Shortly after CBS canceled the “Comedy Hour,” ABC picked it up as a summer replacement, but the network didn’t bring it back in the fall. NBC gave them a show in 1975 but it failed to find an audience and lasted only a season. The brothers went their separate ways for a time. Among other endeavors, Smothers got into the wine business, launching Remick Ridge Vineyards in Northern California’s wine country.
“Originally the winery was called Smothers Brothers, but I changed the name to Remick Ridge because when people heard Smothers Brothers wine, they thought something like Milton Berle Fine Wine or Larry, Curly and Mo Vineyards,” Smothers once said.
They eventually reunited to star in the musical comedy “I Love My Wife,” a hit that ran on Broadway for two years. After that they went back on the road, playing casinos, performing arts centers and corporate gatherings around the country, remaining popular for decades.
“We just keep resurfacing,” Smothers commented in 1997. “We’re just not in everyone’s face long enough to really get old.”
After a successful 20th anniversary “Smothers Brothers Comedy Hour” in 1988, CBS buried the hatchet and brought them back.
The show was quickly canceled, though it stayed on the air long enough for Smothers to introduce the “Yo-Yo Man,” a bit allowing him to demonstrate his considerable skills with a yo-yo while he and his brother kept up a steady patter of comedy.
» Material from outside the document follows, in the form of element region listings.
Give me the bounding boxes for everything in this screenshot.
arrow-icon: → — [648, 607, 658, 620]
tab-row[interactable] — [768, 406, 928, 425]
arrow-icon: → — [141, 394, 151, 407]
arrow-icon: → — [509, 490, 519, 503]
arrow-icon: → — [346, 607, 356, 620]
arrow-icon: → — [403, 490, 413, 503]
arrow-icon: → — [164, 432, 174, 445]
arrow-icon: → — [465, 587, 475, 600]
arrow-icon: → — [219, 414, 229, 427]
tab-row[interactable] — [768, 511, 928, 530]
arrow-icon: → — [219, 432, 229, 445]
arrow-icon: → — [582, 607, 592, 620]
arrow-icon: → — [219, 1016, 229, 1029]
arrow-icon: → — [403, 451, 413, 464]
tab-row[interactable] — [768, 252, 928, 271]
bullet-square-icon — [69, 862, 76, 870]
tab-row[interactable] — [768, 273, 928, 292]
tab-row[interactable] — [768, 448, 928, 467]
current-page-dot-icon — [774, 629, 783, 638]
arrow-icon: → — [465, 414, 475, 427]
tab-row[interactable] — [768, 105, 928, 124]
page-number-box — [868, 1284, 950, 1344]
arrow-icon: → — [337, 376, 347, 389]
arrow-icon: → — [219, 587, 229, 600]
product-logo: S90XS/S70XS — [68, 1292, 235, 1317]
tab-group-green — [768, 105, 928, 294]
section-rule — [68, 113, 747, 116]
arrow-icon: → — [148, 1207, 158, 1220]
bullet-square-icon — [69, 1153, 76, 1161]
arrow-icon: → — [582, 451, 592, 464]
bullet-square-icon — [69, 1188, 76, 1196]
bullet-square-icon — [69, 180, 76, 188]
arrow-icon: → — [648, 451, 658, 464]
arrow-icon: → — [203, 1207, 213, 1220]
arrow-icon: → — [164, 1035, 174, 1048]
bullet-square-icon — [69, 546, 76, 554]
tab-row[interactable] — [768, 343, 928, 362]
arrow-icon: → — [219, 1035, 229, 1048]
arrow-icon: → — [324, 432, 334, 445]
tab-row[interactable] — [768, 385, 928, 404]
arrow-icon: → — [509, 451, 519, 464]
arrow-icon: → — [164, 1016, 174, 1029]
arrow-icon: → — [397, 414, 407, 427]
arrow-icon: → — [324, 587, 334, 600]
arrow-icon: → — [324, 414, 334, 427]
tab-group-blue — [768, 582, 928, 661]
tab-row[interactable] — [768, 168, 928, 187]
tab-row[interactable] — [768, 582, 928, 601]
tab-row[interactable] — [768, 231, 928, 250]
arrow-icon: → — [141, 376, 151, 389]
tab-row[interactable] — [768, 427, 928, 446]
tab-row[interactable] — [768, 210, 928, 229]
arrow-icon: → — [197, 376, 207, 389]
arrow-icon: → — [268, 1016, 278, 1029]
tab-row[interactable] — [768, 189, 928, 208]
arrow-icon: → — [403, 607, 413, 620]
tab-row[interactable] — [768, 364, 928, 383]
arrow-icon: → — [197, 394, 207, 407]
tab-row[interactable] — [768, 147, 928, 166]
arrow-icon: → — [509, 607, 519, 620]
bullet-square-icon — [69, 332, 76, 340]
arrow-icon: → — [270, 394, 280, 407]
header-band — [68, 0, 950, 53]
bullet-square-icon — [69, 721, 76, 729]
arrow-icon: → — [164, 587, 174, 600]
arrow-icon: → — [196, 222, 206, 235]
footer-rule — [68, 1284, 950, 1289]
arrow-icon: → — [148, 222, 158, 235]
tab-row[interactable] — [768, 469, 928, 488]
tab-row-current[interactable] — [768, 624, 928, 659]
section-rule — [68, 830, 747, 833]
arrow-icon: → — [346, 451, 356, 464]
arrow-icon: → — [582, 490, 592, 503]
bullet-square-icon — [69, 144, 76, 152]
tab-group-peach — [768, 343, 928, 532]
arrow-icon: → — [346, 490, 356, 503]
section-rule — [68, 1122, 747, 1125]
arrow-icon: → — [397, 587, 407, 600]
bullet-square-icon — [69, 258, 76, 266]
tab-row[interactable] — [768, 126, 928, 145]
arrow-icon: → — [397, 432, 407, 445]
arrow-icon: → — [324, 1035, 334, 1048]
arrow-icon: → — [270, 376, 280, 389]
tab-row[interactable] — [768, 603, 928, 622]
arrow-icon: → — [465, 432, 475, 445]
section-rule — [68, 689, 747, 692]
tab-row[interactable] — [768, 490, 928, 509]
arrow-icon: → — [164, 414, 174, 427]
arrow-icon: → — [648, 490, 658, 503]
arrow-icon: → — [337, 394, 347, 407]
The bit remained in their act for years.
“It was like a great marriage, you go through some rough spots, but you still don’t lose that focus,” Dick Smothers said.
They retired in 2010, but returned for a series of shows in 2021 that would be their last before Tom Smothers’ illness left him unable to continue.
“The audience exploded,” Dick Smothers said of those shows. “It was like a clap of thunder. They were young again.”
Smothers married three times and had three children. He is survived by his wife Marie, children Bo and Riley Rose, and brother Dick, in addition to other relatives. He was predeceased by his son Tom and sister Sherry.
Dalton reported from Los Angeles. Moore, a longtime Associated Press television writer, retired in 2017. Former Associated Press journalists John Rogers and the late Bob Thomas contributed to this report.